Oxley: The President Must Be Bold on Pacific Trade
While President Barack Obama’s handling of the economy has been criticized by his opponents, one area where he has shown leadership is on trade policy, specifically a free-trade area dubbed the Trans-Pacific Partnership.
Negotiations have been under way for a year and will resume this month in Virginia.
The aim is to lay down a trans-Pacific framework to expand trade and investment. This goal has been embraced by trade and business groups. With long-term growth prospects in Europe looking bleaker, the construction of trans-Pacific pathways to free trade and investment has immense commercial logic for exporters.
In 2011, U.S. exports rebounded from the economic slump in 2010. Worldwide, they increased 20 percent, but to Asian economies they increased 30 percent to 35 percent. And while China’s economy is expected to slow, growth in Asia is still expected to lead the world for the next two decades at least.
Not all major Asian economies are participating in the negotiations. China is not, nor is Japan or South Korea, although both support it and are considering joining. Vietnam, Singapore, Malaysia and Brunei are negotiating, along with Australia and New Zealand, Canada, Mexico, Peru and Chile.
The plan is to create a trans-Pacific agreement that could be expanded to include all members of the Asia-Pacific Economic Cooperation group. China and Russia are members of APEC, along with the rest of the Association of Southeast Asian Nations economies and Japan, South Korea and Taiwan.
Unwisely, the Obama administration has bowed to pressure from organized labor and environmental groups to include measures that work against that goal. It has proposed that the agreement advance labor and environmental standards proposed by U.S. unions and green groups. That’s unwise.

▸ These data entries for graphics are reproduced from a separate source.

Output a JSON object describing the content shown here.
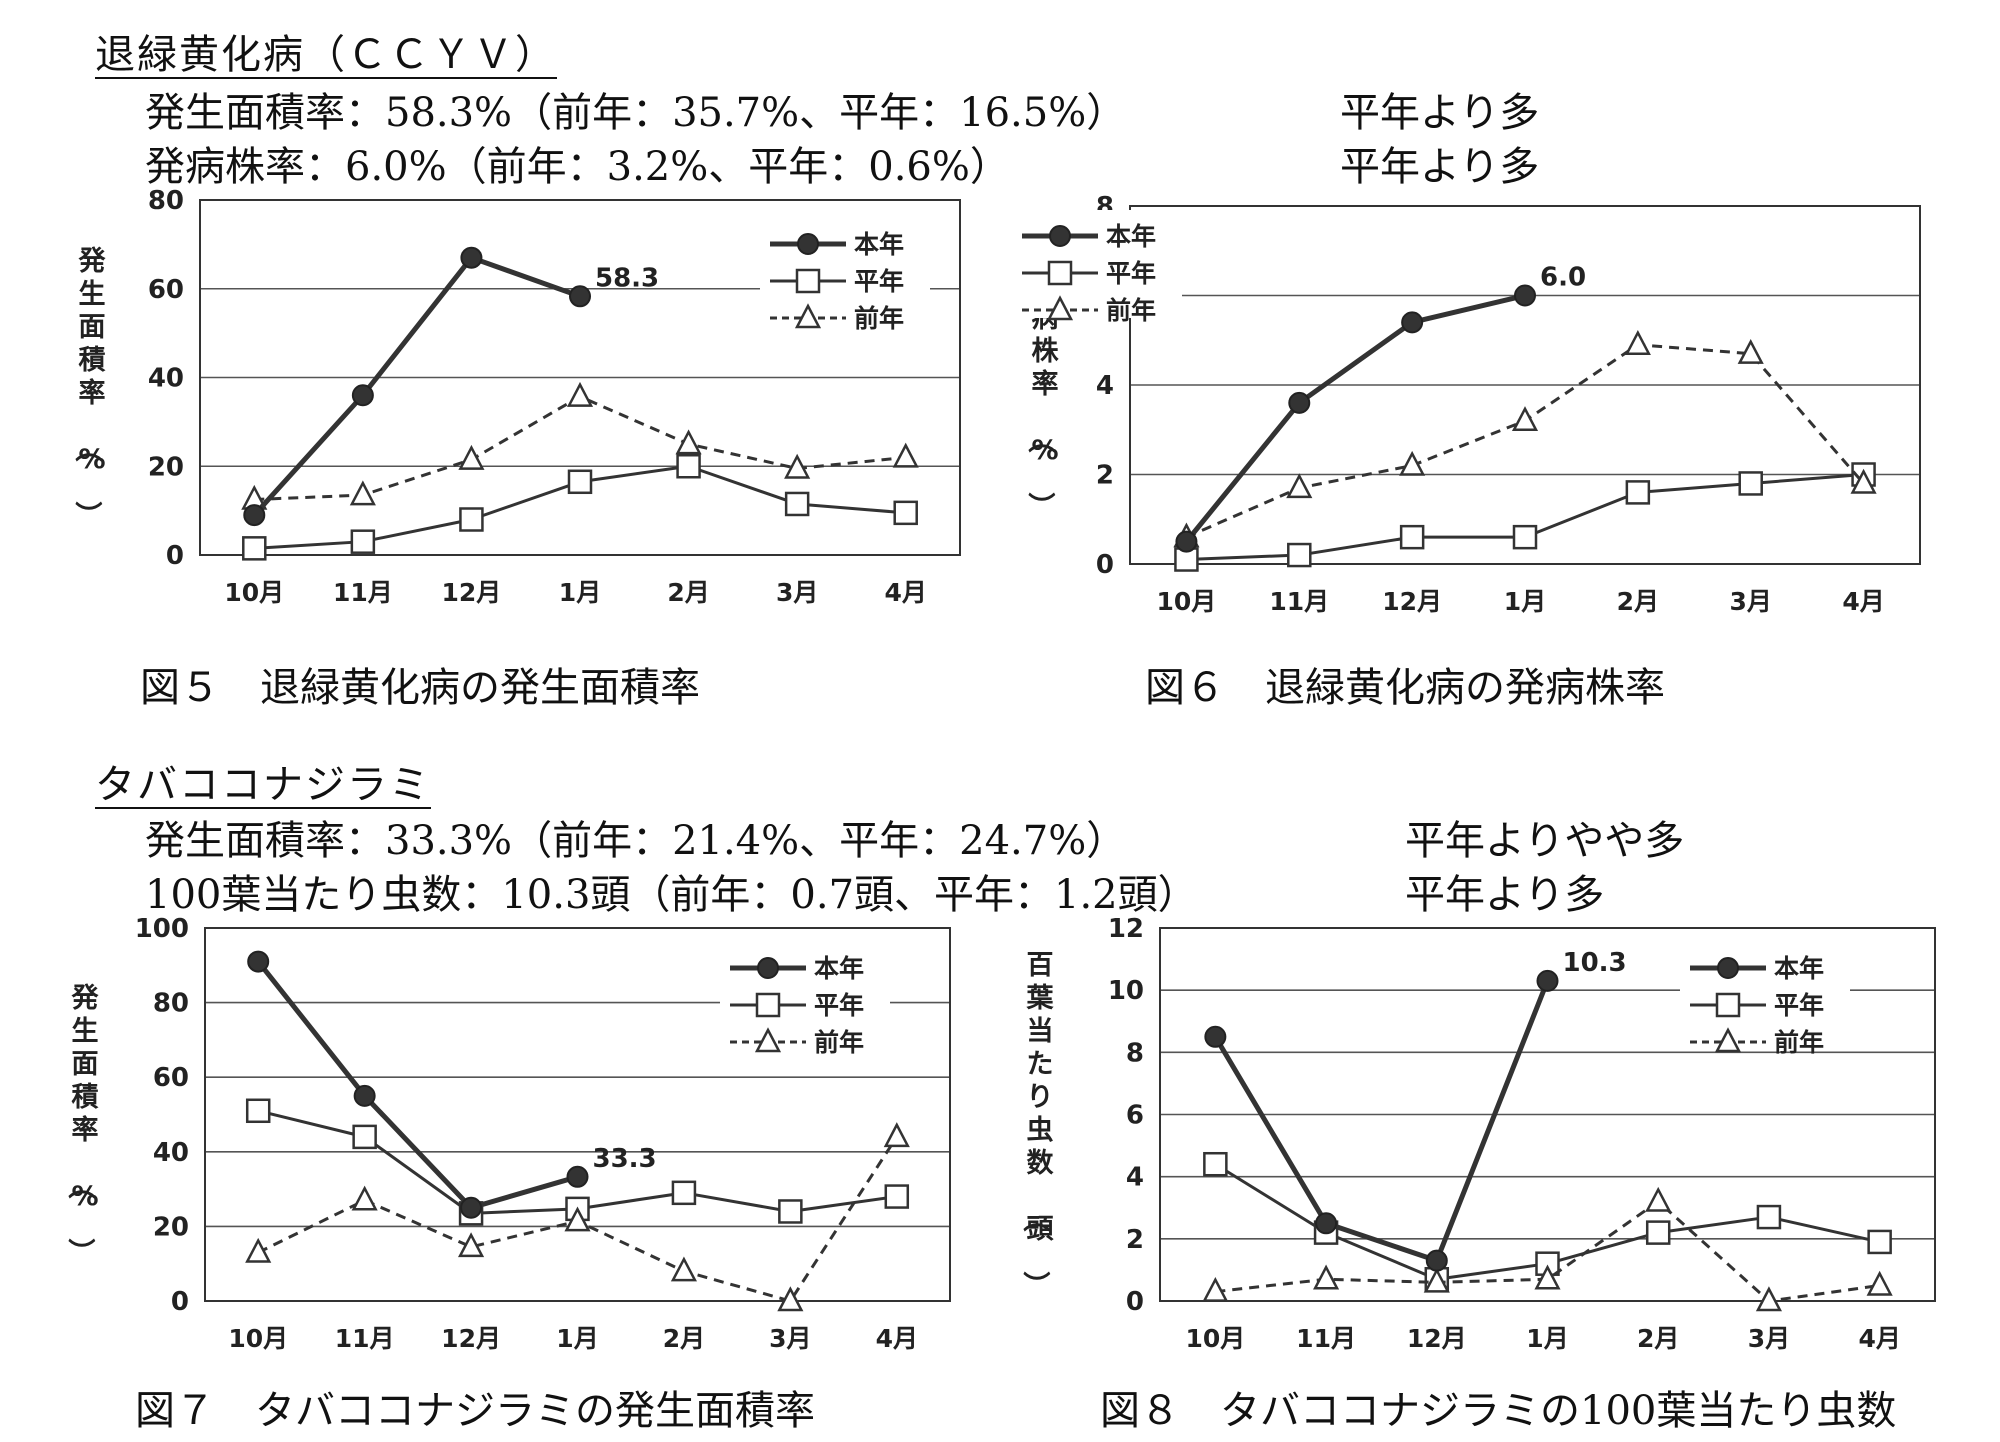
{
  "sections": [
    {
      "heading": "退緑黄化病（ＣＣＹＶ）",
      "lines": [
        {
          "text": "発生面積率：58.3%（前年：35.7%、平年：16.5%）",
          "assess": "平年より多"
        },
        {
          "text": "発病株率：6.0%（前年：3.2%、平年：0.6%）",
          "assess": "平年より多"
        }
      ]
    },
    {
      "heading": "タバココナジラミ",
      "lines": [
        {
          "text": "発生面積率：33.3%（前年：21.4%、平年：24.7%）",
          "assess": "平年よりやや多"
        },
        {
          "text": "100葉当たり虫数：10.3頭（前年：0.7頭、平年：1.2頭）",
          "assess": "平年より多"
        }
      ]
    }
  ],
  "chart_data": [
    {
      "type": "line",
      "caption": "図５　退緑黄化病の発生面積率",
      "ylabel": "発生面積率（%）",
      "ylim": [
        0,
        80
      ],
      "yticks": [
        0,
        20,
        40,
        60,
        80
      ],
      "categories": [
        "10月",
        "11月",
        "12月",
        "1月",
        "2月",
        "3月",
        "4月"
      ],
      "series": [
        {
          "name": "本年",
          "values": [
            9,
            36,
            67,
            58.3,
            null,
            null,
            null
          ],
          "marker": "filled-circle",
          "style": "thick-solid"
        },
        {
          "name": "平年",
          "values": [
            1.5,
            3,
            8,
            16.5,
            20,
            11.5,
            9.5
          ],
          "marker": "open-square",
          "style": "solid"
        },
        {
          "name": "前年",
          "values": [
            12.5,
            13.5,
            21.5,
            35.7,
            25,
            19.5,
            22
          ],
          "marker": "open-triangle",
          "style": "dashed"
        }
      ],
      "annotation": {
        "text": "58.3",
        "series": 0,
        "index": 3
      },
      "legend": "top-right",
      "grid": true
    },
    {
      "type": "line",
      "caption": "図６　退緑黄化病の発病株率",
      "ylabel": "発病株率（%）",
      "ylim": [
        0,
        8
      ],
      "yticks": [
        0,
        2,
        4,
        6,
        8
      ],
      "categories": [
        "10月",
        "11月",
        "12月",
        "1月",
        "2月",
        "3月",
        "4月"
      ],
      "series": [
        {
          "name": "本年",
          "values": [
            0.5,
            3.6,
            5.4,
            6.0,
            null,
            null,
            null
          ],
          "marker": "filled-circle",
          "style": "thick-solid"
        },
        {
          "name": "平年",
          "values": [
            0.1,
            0.2,
            0.6,
            0.6,
            1.6,
            1.8,
            2.0
          ],
          "marker": "open-square",
          "style": "solid"
        },
        {
          "name": "前年",
          "values": [
            0.6,
            1.7,
            2.2,
            3.2,
            4.9,
            4.7,
            1.8
          ],
          "marker": "open-triangle",
          "style": "dashed"
        }
      ],
      "annotation": {
        "text": "6.0",
        "series": 0,
        "index": 3
      },
      "legend": "top-left",
      "grid": true
    },
    {
      "type": "line",
      "caption": "図７　タバココナジラミの発生面積率",
      "ylabel": "発生面積率（%）",
      "ylim": [
        0,
        100
      ],
      "yticks": [
        0,
        20,
        40,
        60,
        80,
        100
      ],
      "categories": [
        "10月",
        "11月",
        "12月",
        "1月",
        "2月",
        "3月",
        "4月"
      ],
      "series": [
        {
          "name": "本年",
          "values": [
            91,
            55,
            25,
            33.3,
            null,
            null,
            null
          ],
          "marker": "filled-circle",
          "style": "thick-solid"
        },
        {
          "name": "平年",
          "values": [
            51,
            44,
            23.5,
            24.7,
            29,
            24,
            28
          ],
          "marker": "open-square",
          "style": "solid"
        },
        {
          "name": "前年",
          "values": [
            13,
            27,
            14.5,
            21.4,
            8,
            0,
            44
          ],
          "marker": "open-triangle",
          "style": "dashed"
        }
      ],
      "annotation": {
        "text": "33.3",
        "series": 0,
        "index": 3
      },
      "legend": "top-right",
      "grid": true
    },
    {
      "type": "line",
      "caption": "図８　タバココナジラミの100葉当たり虫数",
      "ylabel": "百葉当たり虫数（頭）",
      "ylim": [
        0,
        12
      ],
      "yticks": [
        0,
        2,
        4,
        6,
        8,
        10,
        12
      ],
      "categories": [
        "10月",
        "11月",
        "12月",
        "1月",
        "2月",
        "3月",
        "4月"
      ],
      "series": [
        {
          "name": "本年",
          "values": [
            8.5,
            2.5,
            1.3,
            10.3,
            null,
            null,
            null
          ],
          "marker": "filled-circle",
          "style": "thick-solid"
        },
        {
          "name": "平年",
          "values": [
            4.4,
            2.2,
            0.7,
            1.2,
            2.2,
            2.7,
            1.9
          ],
          "marker": "open-square",
          "style": "solid"
        },
        {
          "name": "前年",
          "values": [
            0.3,
            0.7,
            0.6,
            0.7,
            3.2,
            0,
            0.5
          ],
          "marker": "open-triangle",
          "style": "dashed"
        }
      ],
      "annotation": {
        "text": "10.3",
        "series": 0,
        "index": 3
      },
      "legend": "top-right",
      "grid": true
    }
  ]
}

First, it would doom the TPP agreement. Developing countries would see it as a strategy to reduce their competitiveness and growth. They made it perfectly clear at the United Nations Conference on Sustainable Development in Rio de Janeiro in June that labor and environmental standards must fit their economic circumstances.
Meeting U.S. labor standards or imposing Environmental Protection Agency rules, which is the standard U.S. and labor groups want, would instantly make producers in developing countries globally uncompetitive.
That’s what U.S. unions and environmental groups want. The vision of the United Steelworkers is high tariff barriers protecting businesses that build expensive wind turbines to replace U.S. coal-powered electricity generators. This would produce a low-growth economy and low-tech industries. Unemployment would be high, but steel workers would be well-paid.
This is a prescription that will produce the low productivity economies blighting Europe today. Raising trade barriers has been a long-standing ambition of the steel workers union. It has repolished the idea recently as a tool to advance the “green economy.” This allies the union to the environmental movement, whose influence has expanded while organized labor’s has waned.
Such an alliance is an easy fit for groups such as the Worldwide Fund for Nature. With U.S. unemployment at persistently high rates, the group and others like it nevertheless continue pushing for policies that will raise costs and retard economic recovery.
The group has also traditionally opposed free trade and today is urging that import controls be used to leverage governments in trading partners to adopt environmental policies such as restrictions on the importation of biofuels such as palm oil from Malaysia and Indonesia.
These ambitions directly undermine how U.S. business wants to see a trans-Pacific free-trade area work – growing Asian economies and markets. This will build the competitive industries here that will export and expand job opportunities for U.S. workers.
This is also the declared policy of the Obama administration. The challenge is not to allow the national interest to be thwarted by the self-interests of its allies in organized labor and the environmental movement.
Ambassador Alan Oxley is a former chairman of the General Agreement in Tariffs and Trade, the predecessor of the World Trade Organization, and is chairman of World Growth.